Does it surprise you, Arik, that I consider my life to be a series of broken dreams?
Me, your mother.
Me, the pioneer who completes the ascension of Yeretz Israel.
Me, whose callused hands transform the sterile soil of Kfar Malal into an orchard.
Me, who hides a club beneath her bed and keeps a rifle close at hand, in case any Arab dares approach the fence around our farm.
Me, who fends off anyone who contests our right to live on the land in their place.
Me, me, me! Me, who gave my youth, my strength, to this country, who nourished it — bore its child prodigy, its protector and its king!
Does it bother you that I miss Galevencici, and Tiflis, and Russia, their countrysides, their wars, their follies? Perhaps you’d prefer still to be the little boy who spies on me through the keyhole, my head bent over the letters I write all day long? The child who, starved for affection, asks his mother why she locks herself in her room and cries over her notebooks. Why she never lost her Russian accent, never threw out her old medical manuals? Why melancholy infuses her eyes at moments of great tri
umph?
You were born in the Promised Land, sure of your place in Israel. What do you know of deracination, of exile? How can I explain that you’re the son of a disillusioned immigrant, shipwrecked in a strange land among a hostile people who neither need nor want to be remade in his image? That the fantasy of this land means nothing to a woman who wants to be a doctor, who aspires to be rich in one of the great cities of Europe? Who finds this ancient people to which she is condemned to belong entirely banal? Who recognizes herself neither in their habits nor in their features, still less in Hebrew, the archaic language they insist on reviving?

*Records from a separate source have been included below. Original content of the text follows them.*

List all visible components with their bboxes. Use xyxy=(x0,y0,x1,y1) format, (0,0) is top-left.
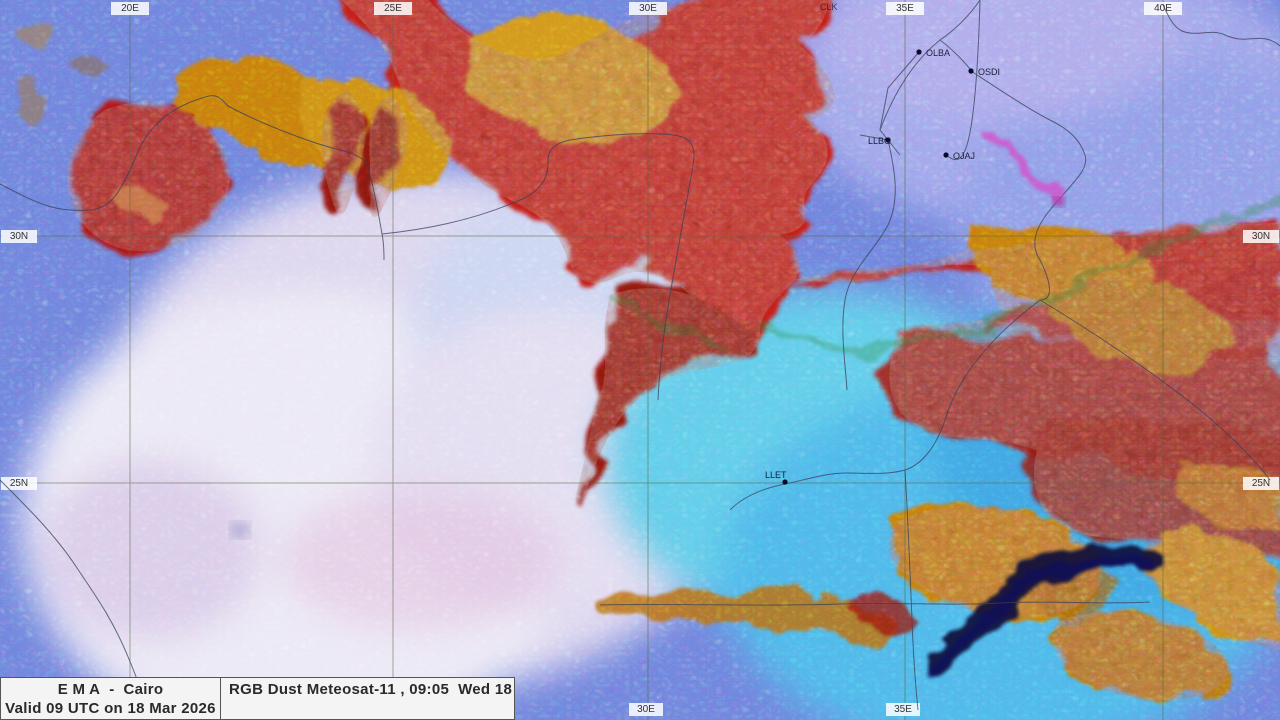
svg-text:OSDI: OSDI xyxy=(978,67,1000,77)
svg-text:OJAJ: OJAJ xyxy=(953,151,975,161)
svg-text:20E: 20E xyxy=(121,3,139,14)
svg-text:CLK: CLK xyxy=(820,2,838,12)
svg-text:LLET: LLET xyxy=(765,470,787,480)
svg-text:30E: 30E xyxy=(637,704,655,715)
svg-text:35E: 35E xyxy=(894,704,912,715)
svg-text:30N: 30N xyxy=(10,231,28,242)
svg-text:30E: 30E xyxy=(639,3,657,14)
svg-text:35E: 35E xyxy=(896,3,914,14)
svg-text:40E: 40E xyxy=(1154,3,1172,14)
svg-text:25E: 25E xyxy=(384,3,402,14)
svg-text:30N: 30N xyxy=(1252,231,1270,242)
svg-text:25N: 25N xyxy=(1252,478,1270,489)
svg-text:LLBG: LLBG xyxy=(868,136,891,146)
svg-text:25N: 25N xyxy=(10,478,28,489)
svg-text:OLBA: OLBA xyxy=(926,48,950,58)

In the 1920s, Shmuel and I are in Kfar Malal, with a bit of land and nothing more, and surrounded by socialists. They expect everyone to think along the same lines. These same fools fled the Red Army and then, landed in Palestine, established a society of workers — an egalitarian society, with no rich and no poor, where everyone works for the common good. We have to bow to the dictates of Yvel, the Orchard Committee and the Workers’ Party, which parcels out the land, as well as their acolytes — who irritate us with their propaganda, confiscate pieces of our property on behalf of the neighbouring colony whenever it suits them, and force us to plant orange and lemon trees instead of watermelons. All this drives Shmuel mad with rage.
He hates authority figures, hates anyone who pretends to knowledge or power or legitimacy, and especially those who think they’re in the right. Ha! Obviously — ochividno — the only authority he acknowledges is his own. The only legitimacy is his. He’s always right. Of course.
He’s a capitalist, a conservative, and a nationalist at a time when just one party, a single vision, dominates. How do you expect them to love him? Those who wish to be included must submit to the socialists. Shmuel, well, he feels beholden to no one. But for the conviction that we have a right to the land, he has nothing in common with the other inhabitants of the moshav. He delights — and I mean delights — in contradicting everything his neighbours and their directors say, do, or decide. The Jewish Fund, the Centre for Agronomy, the Kfar Malal Council, it’s a long list.